A tensão já começa a ser bem trabalhada, desde a cena que Shane encara Randall decidindo o que fazer, com expressões assustadoras, mas ainda carregadas de ambiguidade de Jon Berthal, se ele deve fazer ou não o que ele está pensando, que não sabemos o que é exatamente, só que temos a certeza de que coisa boa não é. Há quem diga que Shane tinha um plano arquitetado direitinho, que ele falou com Rick aquele momento sobre Carl somente para que Rick ficasse ocupado com outra coisa enquanto ele providenciava a “fuga” de Randall, mas eu acredito muito mais que ele fez tudo no improviso pelo emocional afetado aos últimos fatos ocorridos.
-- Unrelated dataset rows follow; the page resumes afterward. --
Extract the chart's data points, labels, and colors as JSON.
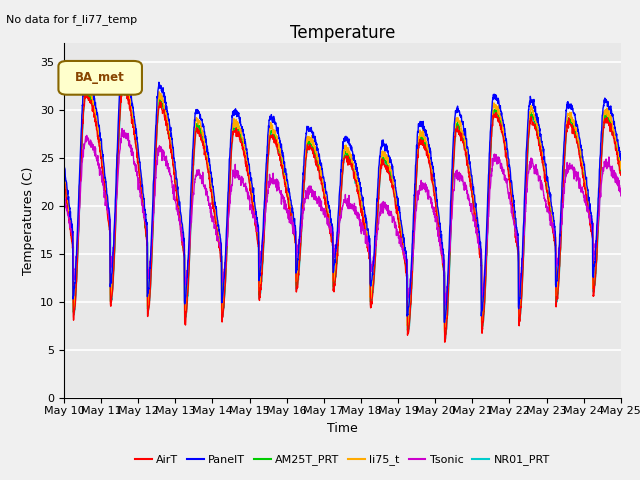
{
  "title": "Temperature",
  "xlabel": "Time",
  "ylabel": "Temperatures (C)",
  "annotation": "No data for f_li77_temp",
  "legend_label": "BA_met",
  "ylim": [
    0,
    37
  ],
  "yticks": [
    0,
    5,
    10,
    15,
    20,
    25,
    30,
    35
  ],
  "series": {
    "AirT": {
      "color": "#ff0000",
      "lw": 1.0
    },
    "PanelT": {
      "color": "#0000ff",
      "lw": 1.0
    },
    "AM25T_PRT": {
      "color": "#00cc00",
      "lw": 1.0
    },
    "li75_t": {
      "color": "#ffaa00",
      "lw": 1.0
    },
    "Tsonic": {
      "color": "#cc00cc",
      "lw": 1.0
    },
    "NR01_PRT": {
      "color": "#00cccc",
      "lw": 1.2
    }
  },
  "xticklabels": [
    "May 10",
    "May 11",
    "May 12",
    "May 13",
    "May 14",
    "May 15",
    "May 16",
    "May 17",
    "May 18",
    "May 19",
    "May 20",
    "May 21",
    "May 22",
    "May 23",
    "May 24",
    "May 25"
  ],
  "day_peaks": [
    30.5,
    33.0,
    32.5,
    30.0,
    27.5,
    29.0,
    27.0,
    26.5,
    25.0,
    25.0,
    28.5,
    28.5,
    31.0,
    28.5,
    29.5,
    29.5
  ],
  "day_mins": [
    8.5,
    10.5,
    9.5,
    8.5,
    8.0,
    10.5,
    11.5,
    12.0,
    11.0,
    7.5,
    6.0,
    7.5,
    7.5,
    10.0,
    11.0,
    12.0
  ],
  "bg_color": "#e8e8e8",
  "grid_color": "#ffffff",
  "title_fontsize": 12,
  "axis_fontsize": 9,
  "tick_fontsize": 8,
  "fig_width": 6.4,
  "fig_height": 4.8,
  "dpi": 100
}
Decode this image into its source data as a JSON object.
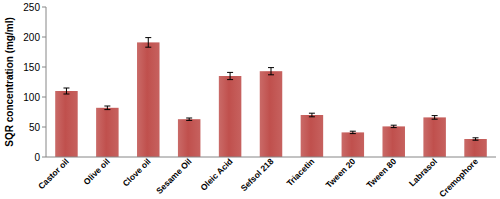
{
  "chart_data": {
    "type": "bar",
    "y_label": "SQR concentration (mg/ml)",
    "categories": [
      "Castor oil",
      "Olive oil",
      "Clove oil",
      "Sesame Oil",
      "Oleic Acid",
      "Sefsol 218",
      "Triacetin",
      "Tween 20",
      "Tween 80",
      "Labrasol",
      "Cremophore"
    ],
    "values": [
      110,
      82,
      191,
      63,
      135,
      143,
      70,
      41,
      51,
      66,
      30
    ],
    "errors": [
      5,
      3,
      8,
      2,
      6,
      6,
      3,
      2,
      2,
      3,
      2
    ],
    "color": "#c0504d",
    "ylim": [
      0,
      250
    ],
    "yticks": [
      0,
      50,
      100,
      150,
      200,
      250
    ],
    "grid": false
  }
}
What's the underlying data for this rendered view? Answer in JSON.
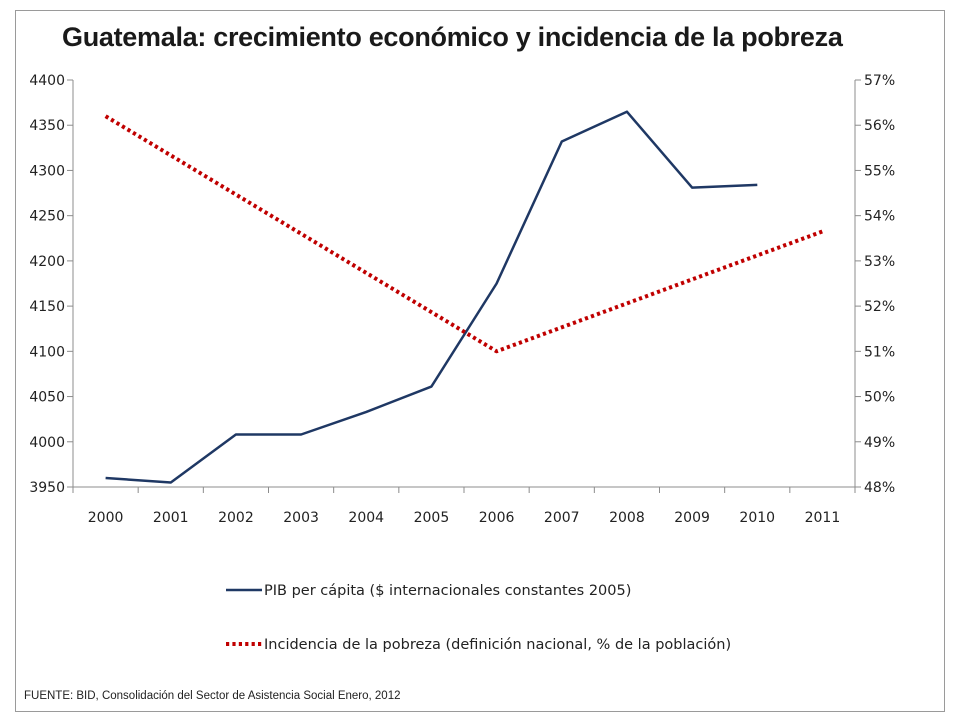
{
  "title": "Guatemala: crecimiento económico y incidencia de la pobreza",
  "source": "FUENTE: BID, Consolidación del Sector de Asistencia Social Enero, 2012",
  "colors": {
    "pib": "#1f3864",
    "pobreza": "#c00000",
    "axis": "#8c8c8c"
  },
  "chart_data": {
    "type": "line",
    "title": "Guatemala: crecimiento económico y incidencia de la pobreza",
    "x": [
      "2000",
      "2001",
      "2002",
      "2003",
      "2004",
      "2005",
      "2006",
      "2007",
      "2008",
      "2009",
      "2010",
      "2011"
    ],
    "y_left": {
      "min": 3950,
      "max": 4400,
      "step": 50,
      "ticks": [
        "3950",
        "4000",
        "4050",
        "4100",
        "4150",
        "4200",
        "4250",
        "4300",
        "4350",
        "4400"
      ]
    },
    "y_right": {
      "min": 48,
      "max": 57,
      "step": 1,
      "ticks": [
        "48%",
        "49%",
        "50%",
        "51%",
        "52%",
        "53%",
        "54%",
        "55%",
        "56%",
        "57%"
      ]
    },
    "series": [
      {
        "name": "PIB per cápita ($ internacionales constantes 2005)",
        "axis": "left",
        "style": "solid",
        "color": "#1f3864",
        "values": [
          3960,
          3955,
          4008,
          4008,
          4033,
          4061,
          4175,
          4332,
          4365,
          4281,
          4284,
          null
        ]
      },
      {
        "name": "Incidencia de la pobreza (definición nacional, % de la población)",
        "axis": "right",
        "style": "dotted",
        "color": "#c00000",
        "values": [
          56.2,
          null,
          null,
          null,
          null,
          null,
          51.0,
          null,
          null,
          null,
          null,
          53.65
        ]
      }
    ],
    "grid": false,
    "legend": "bottom"
  }
}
Quando ele leva Randall a floresta e flerta com a possibilidade de fugir com o garoto para o grupo deles, era algo que ele estava considerando fazer mesmo, já que essa união o faria facilmente ter material humano para forçar a tomada de poder com Rick, embora, mataria suas chances com Lori e Carl – e olha, só a possibilidade já nos dar um desconforto e seria uma trama confesso, bem interessante.

Assim, ele opta pela manipulação de um momento a sós com o Rick no presencial das falsas buscas pelo  garoto, mesmo que essa ideia estivesse à mercê da sorte, já que Rick poderia facilmente ter escolhido outro como sua outra dupla de rastreamento. Isso já estabelece um clima de que o acaso pode interferir a qualquer momento, dando um tom de imprevisibilidade inclusive ao núcleo de Gleen e Daryl que acabam encontrando Randal, só que zumbificado, o que teoricamente não fazia sentido já que ele não foi mordido. Com este último fato acumulado para o topo de nossa angústia, enfim, temos o clímax que tanto esperamos na temporada, a última conversa entre Shane e Rick. É o ápice da qualidade do roteiro de The Walking Dead junto ao ápice das memoráveis performances de Andrew Lincoln e Jon Berthal, dando toda a visceralidade emocional envolvida nos diálogos, conduzidos brilhantemente pela uma direção que sabe valorizar o suspense até o último segundo. A exemplo de quando Rick dá a facada de misericórdia no mesmo momento em que ouvimos um som de tiro, um cai por cima do outro em um plano aberto lindíssimo no campo aberto com a lua de fundo e só depois da queda finalizar vemos que somente Shane não sobrou vivo ao final.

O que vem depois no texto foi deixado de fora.